The simple dispositve fact is that Plaintiff’s farm is not property, in § 228.342’s terms, “for which there is no access” to a public road. Indeed, Plaintiff admits public road access in its appellate brief; e.g., “County Road 702 runs adjacent to Westrich Farms’ property …” and “the property is adjacent to County Road 702.”
Plaintiff urges that its farm is “functionally landlocked” and County Road 702 is “inadequate for farming purposes” because the lessee’s equipment wights more than one bridge’s load limit. Yet Plaintiff’s few cited cases are distinguishable and do not support our stretching § 228.342 to fit this claim, nor does our research turn up a supporting case. We find instead the above-cited admonition that § 228.342 proceedings “are against the common law and the common rights, and must, therefore, be strictly construed.” Wolfe, 955 S.W.2d at 602; see also Andwerson v. Mantel, 49 S.W.3d 760, 765 (Mo.App. 2001) (quoting Wolfe). Accordingly, we affirm the trial court’s judgment.
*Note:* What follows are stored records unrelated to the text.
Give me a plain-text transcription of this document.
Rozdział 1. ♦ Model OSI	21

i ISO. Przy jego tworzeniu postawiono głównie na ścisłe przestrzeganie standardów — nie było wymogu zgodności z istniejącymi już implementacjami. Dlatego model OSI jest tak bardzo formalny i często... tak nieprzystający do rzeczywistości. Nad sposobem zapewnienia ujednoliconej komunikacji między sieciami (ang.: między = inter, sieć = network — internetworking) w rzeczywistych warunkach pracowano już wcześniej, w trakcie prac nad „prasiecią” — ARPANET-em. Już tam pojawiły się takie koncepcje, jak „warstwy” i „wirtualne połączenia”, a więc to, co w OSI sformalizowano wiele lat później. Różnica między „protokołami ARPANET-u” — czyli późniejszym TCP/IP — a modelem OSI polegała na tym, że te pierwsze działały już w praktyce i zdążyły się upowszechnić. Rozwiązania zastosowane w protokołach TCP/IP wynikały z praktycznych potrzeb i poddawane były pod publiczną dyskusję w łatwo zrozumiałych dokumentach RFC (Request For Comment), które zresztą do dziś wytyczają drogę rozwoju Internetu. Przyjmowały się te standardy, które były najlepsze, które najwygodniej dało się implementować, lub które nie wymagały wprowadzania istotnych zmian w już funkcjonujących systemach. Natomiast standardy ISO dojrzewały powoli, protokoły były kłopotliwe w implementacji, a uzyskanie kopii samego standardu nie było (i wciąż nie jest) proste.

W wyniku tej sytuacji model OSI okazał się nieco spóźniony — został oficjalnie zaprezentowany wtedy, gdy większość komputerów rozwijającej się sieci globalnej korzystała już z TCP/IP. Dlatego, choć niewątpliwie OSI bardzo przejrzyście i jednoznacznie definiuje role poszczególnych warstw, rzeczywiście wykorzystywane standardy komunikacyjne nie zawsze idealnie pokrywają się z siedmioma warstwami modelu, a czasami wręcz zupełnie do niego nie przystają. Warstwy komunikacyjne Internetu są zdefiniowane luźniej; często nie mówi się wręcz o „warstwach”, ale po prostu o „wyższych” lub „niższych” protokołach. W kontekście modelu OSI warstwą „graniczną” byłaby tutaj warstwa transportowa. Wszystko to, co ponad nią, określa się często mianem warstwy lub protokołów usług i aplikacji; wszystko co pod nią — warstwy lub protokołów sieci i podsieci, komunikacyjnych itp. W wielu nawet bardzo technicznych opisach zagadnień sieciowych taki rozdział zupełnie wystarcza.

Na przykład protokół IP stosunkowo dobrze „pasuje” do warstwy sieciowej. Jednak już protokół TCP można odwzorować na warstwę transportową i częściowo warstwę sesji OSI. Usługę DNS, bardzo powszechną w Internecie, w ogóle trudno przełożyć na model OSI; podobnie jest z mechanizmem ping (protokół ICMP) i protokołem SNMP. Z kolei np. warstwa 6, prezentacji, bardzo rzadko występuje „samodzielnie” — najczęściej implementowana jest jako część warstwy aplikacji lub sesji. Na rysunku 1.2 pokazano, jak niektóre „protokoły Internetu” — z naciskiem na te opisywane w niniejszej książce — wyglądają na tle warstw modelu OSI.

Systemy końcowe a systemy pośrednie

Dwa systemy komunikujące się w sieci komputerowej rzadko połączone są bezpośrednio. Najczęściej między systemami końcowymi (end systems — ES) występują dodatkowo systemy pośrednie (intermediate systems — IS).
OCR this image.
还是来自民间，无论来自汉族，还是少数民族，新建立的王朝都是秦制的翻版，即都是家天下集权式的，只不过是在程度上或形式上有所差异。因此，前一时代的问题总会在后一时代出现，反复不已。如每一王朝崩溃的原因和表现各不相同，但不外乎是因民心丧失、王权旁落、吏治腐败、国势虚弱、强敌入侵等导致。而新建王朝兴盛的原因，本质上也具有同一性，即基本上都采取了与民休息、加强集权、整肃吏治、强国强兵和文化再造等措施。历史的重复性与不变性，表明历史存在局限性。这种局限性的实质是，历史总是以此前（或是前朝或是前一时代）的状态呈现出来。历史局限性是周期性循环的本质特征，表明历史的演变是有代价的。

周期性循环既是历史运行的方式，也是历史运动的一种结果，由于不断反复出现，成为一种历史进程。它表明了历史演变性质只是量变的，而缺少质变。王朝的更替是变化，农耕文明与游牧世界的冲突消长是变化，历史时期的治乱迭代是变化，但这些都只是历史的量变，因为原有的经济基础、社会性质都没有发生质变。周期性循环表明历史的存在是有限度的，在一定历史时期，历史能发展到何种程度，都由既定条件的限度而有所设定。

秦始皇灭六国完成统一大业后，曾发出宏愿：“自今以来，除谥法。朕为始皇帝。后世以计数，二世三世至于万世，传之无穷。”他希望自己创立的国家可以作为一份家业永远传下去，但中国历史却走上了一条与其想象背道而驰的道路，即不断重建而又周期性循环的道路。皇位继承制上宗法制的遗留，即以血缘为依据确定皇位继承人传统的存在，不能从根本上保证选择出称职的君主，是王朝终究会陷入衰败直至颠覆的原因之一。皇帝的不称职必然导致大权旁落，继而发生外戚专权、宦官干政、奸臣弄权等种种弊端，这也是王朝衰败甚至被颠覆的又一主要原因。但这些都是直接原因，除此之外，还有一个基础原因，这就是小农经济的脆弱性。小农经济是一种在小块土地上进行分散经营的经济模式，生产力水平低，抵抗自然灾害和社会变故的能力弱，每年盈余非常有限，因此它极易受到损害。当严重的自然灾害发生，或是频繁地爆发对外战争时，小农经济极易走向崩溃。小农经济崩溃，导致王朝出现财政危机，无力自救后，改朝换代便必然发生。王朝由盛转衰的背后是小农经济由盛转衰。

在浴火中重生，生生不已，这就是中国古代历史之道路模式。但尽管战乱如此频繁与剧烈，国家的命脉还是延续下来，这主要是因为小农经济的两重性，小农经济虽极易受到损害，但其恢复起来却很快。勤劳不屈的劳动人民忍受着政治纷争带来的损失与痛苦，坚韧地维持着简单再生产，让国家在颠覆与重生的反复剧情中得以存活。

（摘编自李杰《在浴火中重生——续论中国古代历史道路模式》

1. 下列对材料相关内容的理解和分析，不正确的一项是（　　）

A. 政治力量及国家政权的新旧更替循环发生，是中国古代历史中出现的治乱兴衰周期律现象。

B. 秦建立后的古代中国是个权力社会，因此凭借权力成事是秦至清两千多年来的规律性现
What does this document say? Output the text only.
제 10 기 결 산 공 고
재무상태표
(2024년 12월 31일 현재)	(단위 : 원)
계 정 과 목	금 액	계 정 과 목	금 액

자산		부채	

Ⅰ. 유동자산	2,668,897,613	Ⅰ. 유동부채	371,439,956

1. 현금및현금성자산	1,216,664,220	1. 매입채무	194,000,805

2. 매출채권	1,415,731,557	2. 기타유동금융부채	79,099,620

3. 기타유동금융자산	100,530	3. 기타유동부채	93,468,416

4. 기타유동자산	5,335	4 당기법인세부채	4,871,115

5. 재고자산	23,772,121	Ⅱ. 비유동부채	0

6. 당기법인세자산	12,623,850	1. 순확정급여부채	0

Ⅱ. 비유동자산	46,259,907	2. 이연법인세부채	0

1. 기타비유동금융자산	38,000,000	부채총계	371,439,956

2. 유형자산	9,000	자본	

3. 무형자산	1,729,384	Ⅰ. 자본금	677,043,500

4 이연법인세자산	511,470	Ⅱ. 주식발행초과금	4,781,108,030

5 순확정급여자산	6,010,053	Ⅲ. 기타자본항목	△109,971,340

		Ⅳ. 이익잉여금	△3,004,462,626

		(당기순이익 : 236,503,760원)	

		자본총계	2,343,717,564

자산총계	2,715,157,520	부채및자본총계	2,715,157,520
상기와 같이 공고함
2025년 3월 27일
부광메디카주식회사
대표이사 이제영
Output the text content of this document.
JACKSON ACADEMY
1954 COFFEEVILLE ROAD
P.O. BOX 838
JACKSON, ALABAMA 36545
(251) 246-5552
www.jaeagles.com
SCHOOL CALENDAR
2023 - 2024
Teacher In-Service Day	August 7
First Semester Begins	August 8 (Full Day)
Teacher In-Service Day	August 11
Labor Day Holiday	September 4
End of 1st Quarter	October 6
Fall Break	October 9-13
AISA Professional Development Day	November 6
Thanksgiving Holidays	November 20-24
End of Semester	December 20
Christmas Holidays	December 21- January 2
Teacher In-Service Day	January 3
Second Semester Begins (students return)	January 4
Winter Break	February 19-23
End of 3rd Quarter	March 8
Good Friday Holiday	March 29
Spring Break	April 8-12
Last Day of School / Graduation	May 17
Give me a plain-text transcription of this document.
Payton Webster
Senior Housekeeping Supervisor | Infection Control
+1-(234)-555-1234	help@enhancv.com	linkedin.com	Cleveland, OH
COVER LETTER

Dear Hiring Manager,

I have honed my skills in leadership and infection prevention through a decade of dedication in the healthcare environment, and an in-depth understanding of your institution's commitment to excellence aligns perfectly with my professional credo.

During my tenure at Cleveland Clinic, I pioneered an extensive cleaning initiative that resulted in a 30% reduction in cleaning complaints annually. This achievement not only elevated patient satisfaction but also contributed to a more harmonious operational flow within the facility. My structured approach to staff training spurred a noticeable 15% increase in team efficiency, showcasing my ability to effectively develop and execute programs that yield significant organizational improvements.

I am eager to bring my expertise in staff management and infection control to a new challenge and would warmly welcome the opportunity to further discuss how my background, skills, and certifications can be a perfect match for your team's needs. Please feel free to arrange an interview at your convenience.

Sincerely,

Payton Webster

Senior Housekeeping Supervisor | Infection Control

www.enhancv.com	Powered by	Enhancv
DANIEL E. SCOTT, J. – OPINION AUTHOR
JEFFREY W. BATES, J. – CONCURS
MARY W. SHEFFIELD, C.J. – CONCURS
Westrich Farms clearly limits a landowner’s ability to acquire an easement on a neighbor’s property where there is public road access but the public road is inadequate to handle large-scale farming equipment. It should be noted, that this situation may have limited applicability, and there are avenues to gain access to land for larger machinery.
Section 228.452 specifically states that where the access is “insufficiently wide” it may be widened. This means that where a private road, or easement, already exists, it may be widened if necessary. Further, another recent Missouri case examined expansion of an easement by prescription, or adverse possession, where the easement holder was exceeding the widths of the existing easement on the property in order to facilitate larger farm equipment. More on this case can be read on an earlier blog post, “Missouri Fails to Expand a Written Easement Through Adverse Possession.”
Whether in Missouri or Iowa the most effecitve and cheapest remedy for potential disputes over access to land and easements is good neighborly relations.